Being a woman in the wake of Ashling Murphy's murder: safety cannot save me, or any woman from the same fate

 By Ruby Hegarty

Ashling Murphy was murdered in Tullamore as she jogged along the Grand Canal in January 2022. The 23-year-old Irish school teacher was stabbed 11 times in the neck, by a man she had never met before. But it also was not surprising at all. Not for me anyway.

Only in November was Ashling Murphy’s killer, named as Josef Puska, convicted of the brutal murder in co. Offaly. The tragedy adorned the front page of every newspaper in Ireland, and with public discussion arose a significant emphasis on gendered violence in Ireland. Ashling was young, a teacher, a musician- and she was also a woman, subject to violence at the hands of man she did not know.

As women we have been walking the streets with keys between our fingers, phones in our hands and often our mother’s advice of ‘keep under the streetlights’ ringing in our ears- for what feels like forever. Ask Angela posters adorn cubicle doors in bars like a cruel reminder that we are prey for men who are ‘just acting like men’. The fear of harassment, assault, rape, and murder plagues the women in all our families, so much that we don’t pay it any notice. Ashling Murphy’s murder while out running along the towpath in Tullamore was the very real manifestation of that fear; she was young, a woman- and sure she only went for a bit of exercise.

Ashling’s death bears resemblance to the murder of Sarah Everard in London the year prior: they were both women, and they were both victimised and killed after leaving their homes to go for a jog. They probably both spent evenings with a glass of wine in hand, Netflix on the TV and talk of nights out with friends, littered with the gossip alongside acknowledgement that oh no- that girl shouldn’t have walked home alone, or oh no- you should always watch your drink!

One of my good friends often laughs that she “would rather just be murdered” if someone attacked her on the street, “because the possibilities of what someone could do with me alive are far worse than dying”.

As women we are all well-versed in precautionary actions, safety on the street and what not to say to strange men in the pub. I’m sure they were too. The towpath in Tullamore was lit by streetlamps, and Sarah Everard styled a hi-vis jacket on her jogging route in the dark. Being a woman is saturated in safety advice from friends, mothers, aunts, and grandmothers.

I was lucky I grew up with brothers because I could leave the house with them feeling that I was safe. Because the only defence you have as a woman is the man by your side.

But that does not save me, or any woman, from the same fate as Ashling Murphy. Being a woman is knowing that you are at risk of violence, no matter where you are or who you’re with. As a woman it is built into you from the time you are a little girl.

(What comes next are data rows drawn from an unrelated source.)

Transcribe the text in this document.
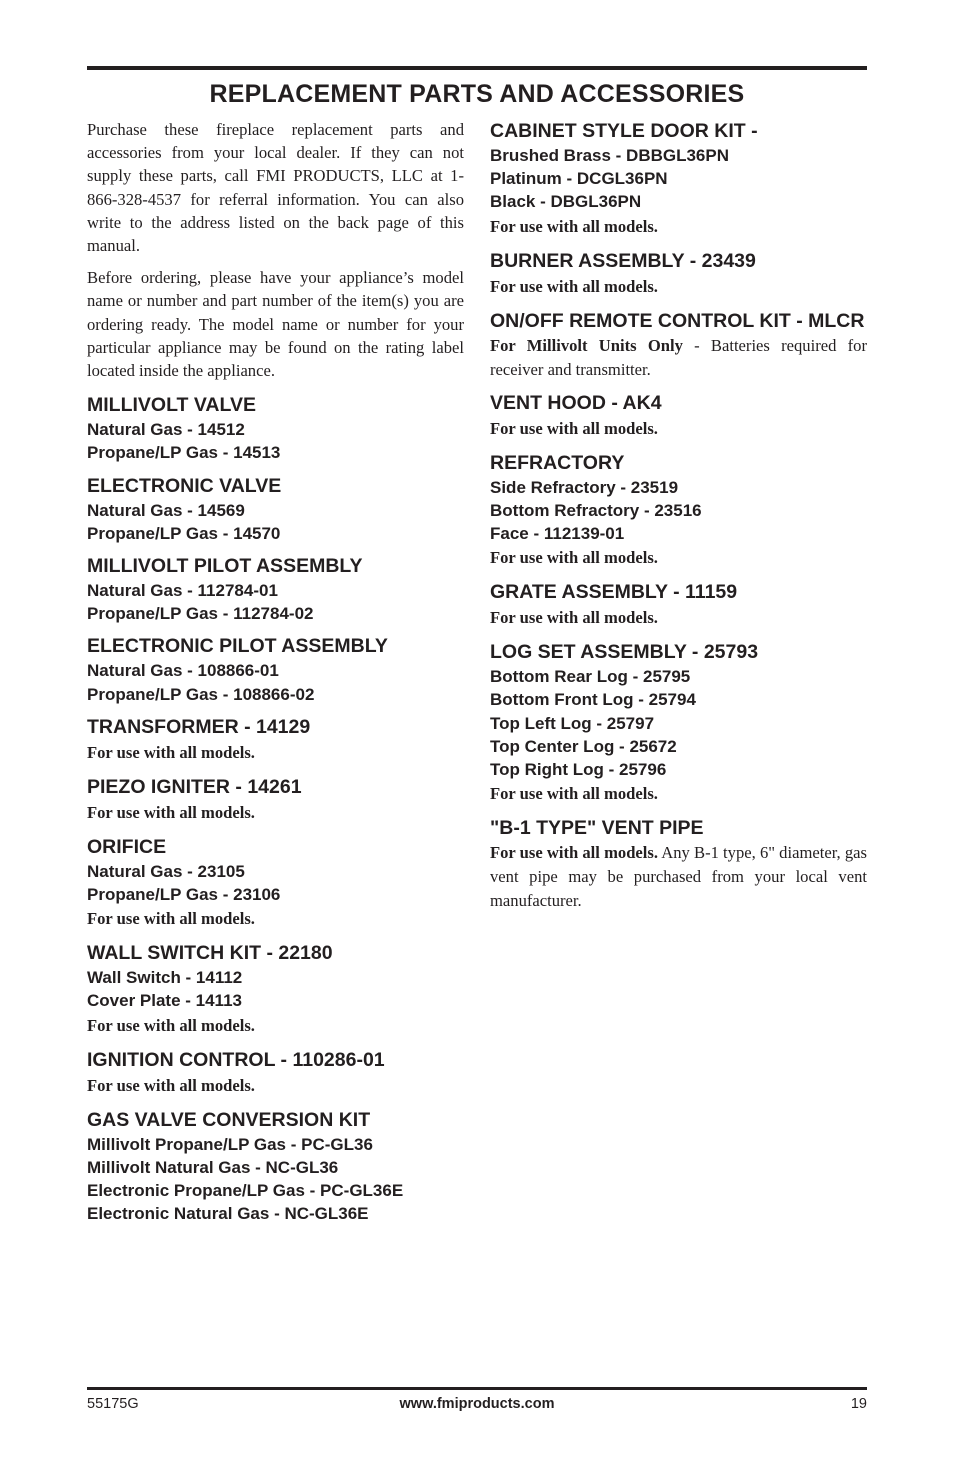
REPLACEMENT PARTS AND ACCESSORIES

Purchase these fireplace replacement parts and accessories from your local dealer. If they can not supply these parts, call FMI PRODUCTS, LLC at 1-866-328-4537 for referral information. You can also write to the address listed on the back page of this manual.

Before ordering, please have your appliance’s model name or number and part number of the item(s) you are ordering ready. The model name or number for your particular appliance may be found on the rating label located inside the appliance.

MILLIVOLT VALVE
Natural Gas - 14512
Propane/LP Gas - 14513
ELECTRONIC VALVE
Natural Gas - 14569
Propane/LP Gas - 14570
MILLIVOLT PILOT ASSEMBLY
Natural Gas - 112784-01
Propane/LP Gas - 112784-02
ELECTRONIC PILOT ASSEMBLY
Natural Gas - 108866-01
Propane/LP Gas - 108866-02
TRANSFORMER - 14129
For use with all models.
PIEZO IGNITER - 14261
For use with all models.
ORIFICE
Natural Gas - 23105
Propane/LP Gas - 23106
For use with all models.
WALL SWITCH KIT - 22180
Wall Switch - 14112
Cover Plate - 14113
For use with all models.
IGNITION CONTROL - 110286-01
For use with all models.
GAS VALVE CONVERSION KIT
Millivolt Propane/LP Gas - PC-GL36
Millivolt Natural Gas - NC-GL36
Electronic Propane/LP Gas - PC-GL36E
Electronic Natural Gas - NC-GL36E
CABINET STYLE DOOR KIT -
Brushed Brass - DBBGL36PN
Platinum - DCGL36PN
Black - DBGL36PN
For use with all models.
BURNER ASSEMBLY - 23439
For use with all models.
ON/OFF REMOTE CONTROL KIT - MLCR
For Millivolt Units Only - Batteries required for receiver and transmitter.
VENT HOOD - AK4
For use with all models.
REFRACTORY
Side Refractory - 23519
Bottom Refractory - 23516
Face - 112139-01
For use with all models.
GRATE ASSEMBLY - 11159
For use with all models.
LOG SET ASSEMBLY - 25793
Bottom Rear Log - 25795
Bottom Front Log - 25794
Top Left Log - 25797
Top Center Log - 25672
Top Right Log - 25796
For use with all models.
"B-1 TYPE" VENT PIPE
For use with all models. Any B-1 type, 6" diameter, gas vent pipe may be purchased from your local vent manufacturer.
55175G	www.fmiproducts.com	19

For many it is before that.

Last week I heard that women who go drinking “wearing nothing” can’t expect to get home unscathed from the perils of misogyny- they’re “being irresponsible on purpose”.

Ashling Murphy’s death importantly illuminated the realities of violence against women in Ireland, understandably hitting close to home for many.

But I don’t think the lesson to be learned here is that women should be more concerned with their safety. The extent of our rigorousness when it comes to safety is enough evidence that the violence experienced by Ashling Murphy was a piece of a wider picture.

Josef Puska’s portrayal in the press focuses on the fact that he is an immigrant, yet my feet move faster, and my heart rate quickens on my walk home from work regardless of the man-behind-me’s native tongue. Comments of a sexual and intimidatory nature occupy every local pub in Ireland. The problem is a male one, not an immigrant one nor a female one.

And I know it is not all men because I share these things with my brothers- but the patriarchy has seemingly mitigated an understanding that Ashling Murphy’s murder has not rocked the world for women in Ireland. It has not brought such an awareness of gender-based violence that I feel safe, or that I can go for a run along the Lagan towpath alone.

Being a woman in the wake of her murder just feels like time is ticking before I am the next.